Contribution to 2020health report ‘Too posh to wash? Reflections on the future of nursing’
By Lou Harkness-Hudson, Unit Manager, Clinical Assessment Unit Rochdale Infirmary
The current culture in nursing is borne from a “can’t do” attitude which is compounded by a lack of innovative and visionary leadership. As a consequence, an innocuous lethargy has settled over the NHS, leading to disillusionment amongst nurses and a lacklustre approach to change.
Nurses are often not involved in the changes that have to be made on the shop floor and this leads to them feeling devalued. In turn this leads to resentments which can pre occupy members of the team leaving little time left to invest in the care they deliver to the patients they are charged with looking after. This creates an enormous amount of inappropriately channelled energy which I feel could be harnessed and used to making change effective which can be exemplified by the success of the CAU in my hospital.
The CAU is the only unit of its kind in the country. It is successful because everyone in the team has had a hand in making it so. It was borne from the Healthy Futures reconfiguration plan, which was introduced 12 months prior to its original planned date due to medical staff recruitment issues at Rochdale A&E, therefore necessitating its downgrade to an Urgent Care Centre (UCC). Linked to this was the reconfiguration of the 32 bed Medical Emergency Unit, resulting in the creation of a 12 bed, 10 chair ambulatory assessment area, with a maximum length of stay of 48 hours, named the CAU.

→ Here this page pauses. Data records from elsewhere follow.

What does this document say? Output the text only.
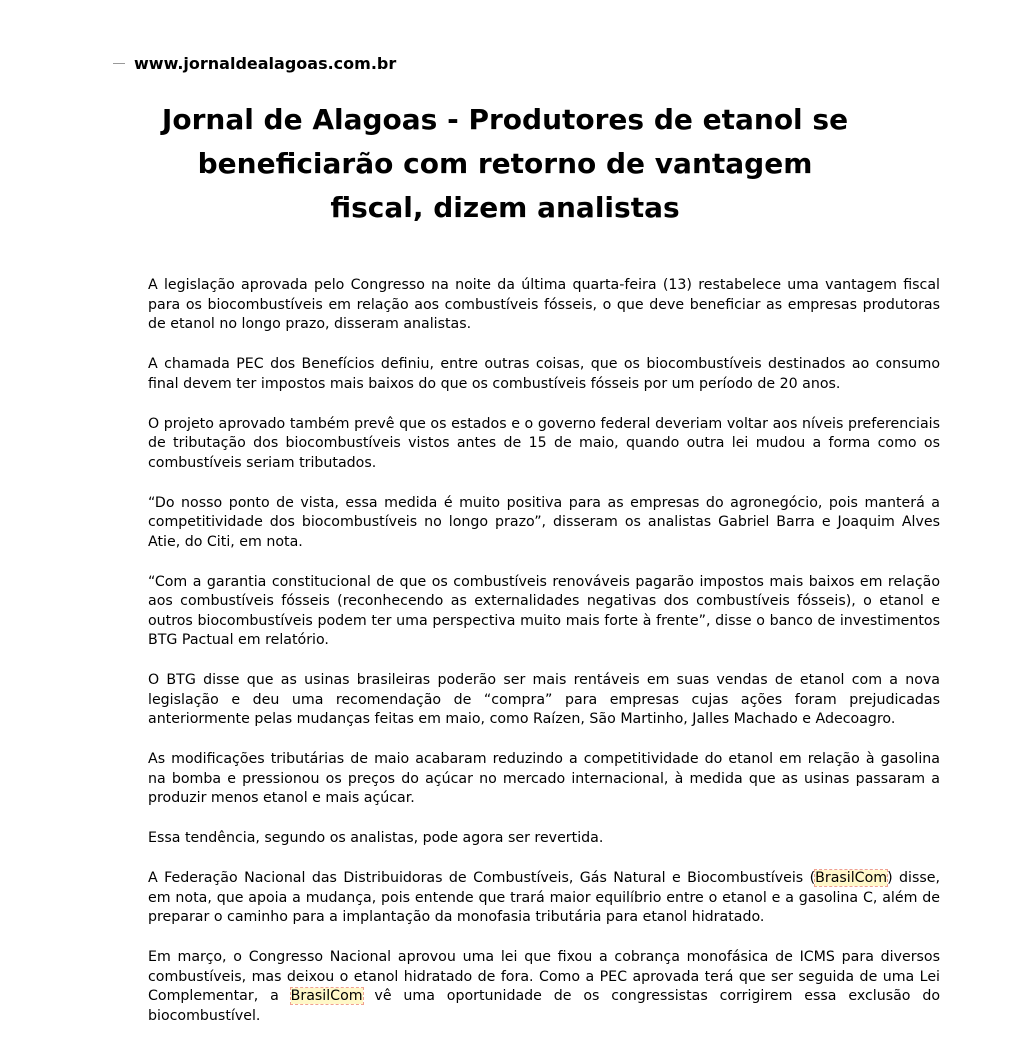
www.jornaldealagoas.com.br
Jornal de Alagoas - Produtores de etanol se beneficiarão com retorno de vantagem fiscal, dizem analistas

A legislação aprovada pelo Congresso na noite da última quarta-feira (13) restabelece uma vantagem fiscal para os biocombustíveis em relação aos combustíveis fósseis, o que deve beneficiar as empresas produtoras de etanol no longo prazo, disseram analistas.

A chamada PEC dos Benefícios definiu, entre outras coisas, que os biocombustíveis destinados ao consumo final devem ter impostos mais baixos do que os combustíveis fósseis por um período de 20 anos.

O projeto aprovado também prevê que os estados e o governo federal deveriam voltar aos níveis preferenciais de tributação dos biocombustíveis vistos antes de 15 de maio, quando outra lei mudou a forma como os combustíveis seriam tributados.

“Do nosso ponto de vista, essa medida é muito positiva para as empresas do agronegócio, pois manterá a competitividade dos biocombustíveis no longo prazo”, disseram os analistas Gabriel Barra e Joaquim Alves Atie, do Citi, em nota.

“Com a garantia constitucional de que os combustíveis renováveis pagarão impostos mais baixos em relação aos combustíveis fósseis (reconhecendo as externalidades negativas dos combustíveis fósseis), o etanol e outros biocombustíveis podem ter uma perspectiva muito mais forte à frente”, disse o banco de investimentos BTG Pactual em relatório.

O BTG disse que as usinas brasileiras poderão ser mais rentáveis em suas vendas de etanol com a nova legislação e deu uma recomendação de “compra” para empresas cujas ações foram prejudicadas anteriormente pelas mudanças feitas em maio, como Raízen, São Martinho, Jalles Machado e Adecoagro.

As modificações tributárias de maio acabaram reduzindo a competitividade do etanol em relação à gasolina na bomba e pressionou os preços do açúcar no mercado internacional, à medida que as usinas passaram a produzir menos etanol e mais açúcar.

Essa tendência, segundo os analistas, pode agora ser revertida.

A Federação Nacional das Distribuidoras de Combustíveis, Gás Natural e Biocombustíveis (BrasilCom) disse, em nota, que apoia a mudança, pois entende que trará maior equilíbrio entre o etanol e a gasolina C, além de preparar o caminho para a implantação da monofasia tributária para etanol hidratado.

Em março, o Congresso Nacional aprovou uma lei que fixou a cobrança monofásica de ICMS para diversos combustíveis, mas deixou o etanol hidratado de fora. Como a PEC aprovada terá que ser seguida de uma Lei Complementar, a BrasilCom vê uma oportunidade de os congressistas corrigirem essa exclusão do biocombustível.
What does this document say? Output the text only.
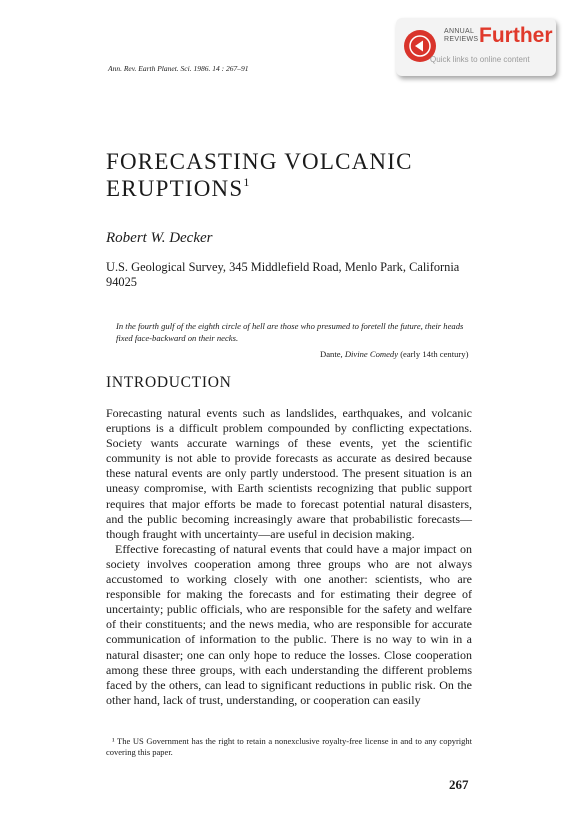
ANNUAL
REVIEWS Further
Quick links to online content
Ann. Rev. Earth Planet. Sci. 1986. 14 : 267–91
FORECASTING VOLCANIC
ERUPTIONS$^1$
Robert W. Decker
U.S. Geological Survey, 345 Middlefield Road, Menlo Park, California 94025
In the fourth gulf of the eighth circle of hell are those who presumed to foretell the future, their heads fixed face-backward on their necks.
Dante, Divine Comedy (early 14th century)
INTRODUCTION

Forecasting natural events such as landslides, earthquakes, and volcanic eruptions is a difficult problem compounded by conflicting expectations. Society wants accurate warnings of these events, yet the scientific community is not able to provide forecasts as accurate as desired because these natural events are only partly understood. The present situation is an uneasy compromise, with Earth scientists recognizing that public support requires that major efforts be made to forecast potential natural disasters, and the public becoming increasingly aware that probabilistic forecasts—though fraught with uncertainty—are useful in decision making.

Effective forecasting of natural events that could have a major impact on society involves cooperation among three groups who are not always accustomed to working closely with one another: scientists, who are responsible for making the forecasts and for estimating their degree of uncertainty; public officials, who are responsible for the safety and welfare of their constituents; and the news media, who are responsible for accurate communication of information to the public. There is no way to win in a natural disaster; one can only hope to reduce the losses. Close cooperation among these three groups, with each understanding the different problems faced by the others, can lead to significant reductions in public risk. On the other hand, lack of trust, understanding, or cooperation can easily

¹ The US Government has the right to retain a nonexclusive royalty-free license in and to any copyright covering this paper.
267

Referrals for the CAU are taken direct from GPs, the UCC, Community Matrons and repatriated patients from our other Pennine Acute NHS Hospital sites. We operate a 24 hour/7day service which is medically led and commissioned by the local Primary Care Trust. In setting up the CAU getting the right team was crucial. The selected staff have undergone a complete change in their ethos, perspective and roles in order to deliver the success of the CAU as a consequence they have evolved into a more efficient, understanding, empathetic and organised team who deliver an excellent service to the public.
This is the result of ‘thinking outside the box’ leadership. It is about having a co-operative approach to change. It is about embracing change from the bottom up and therefore taking ownership for change across all levels. Our mantra is ‘we never say no’ we want the service to be used by as many service users as possible. The model we are developing embraces all possibilities; the philosophy of ‘we can do’ is paramount to our success. As a team we are constantly exploring new possibilities and ways of extending our service even further, putting our patients at the centre of everything we stand for.
My leadership and the leadership of my manager has enabled every member of this team to confidently develop their own important role by maximising their own potential, contributing to the cumulative success of the CAU. In addition to this, the leadership of my manager, her faith and trust in my capabilities and our joint vision for the future has allowed me the freedom to explore innovative care delivery and implement change almost on a daily basis. The ultimate beneficiary of this model is the patient.
CAU is a relatively young service, having only been in existence for 10 months at the time of writing. During this time we have received much positive feedback from patients and relatives regarding the excellent levels of care provided. Nevertheless we realise that we cannot simply
rest on our laurels; we need to learn from mistakes made, eliminating the blame culture and using the lessons learned to improve our practice and do better next time. I feel that we have created an environment that is open and honest, where people can celebrate their success whilst also acknowledging that things sometimes can go wrong. In addition to this it is important to realise that the NHS is not the creature it was, nor will it ever be again and we as leaders must evolve with the needs of the society that we serve. Keeping that in mind, my philosophy is to treat CAU as I would a successful competitive business, generating standards which include privacy and dignity, good manners, a smile, care and compassion, excellent communication and trust, knowledge and expediency. This approach must encompass the highest expectations of care delivery and all that this entails. Leadership is also about effective empowerment of staff to have belief in themselves and belief in what we, as a team, are trying to achieve. In order to change the perceptions of nurses and motivate them you have to try to think how they think, acknowledge what is important to them and listen to what they have to say.
It has to be acknowledged that there are some ‘bad apples’ out there and that not all nurses deliver high standards of care but I don’t think that this is generic. I feel that if nurses are encouraged to feel good about themselves, believe that their opinion matters and that it is their power that drives change forward, then the NHS would become fit to deliver healthcare for the 21st century. Management is about control and power, leadership is about sharing that power, having the vision and innovation which enables the whole team to think outside the box and achieve their goals.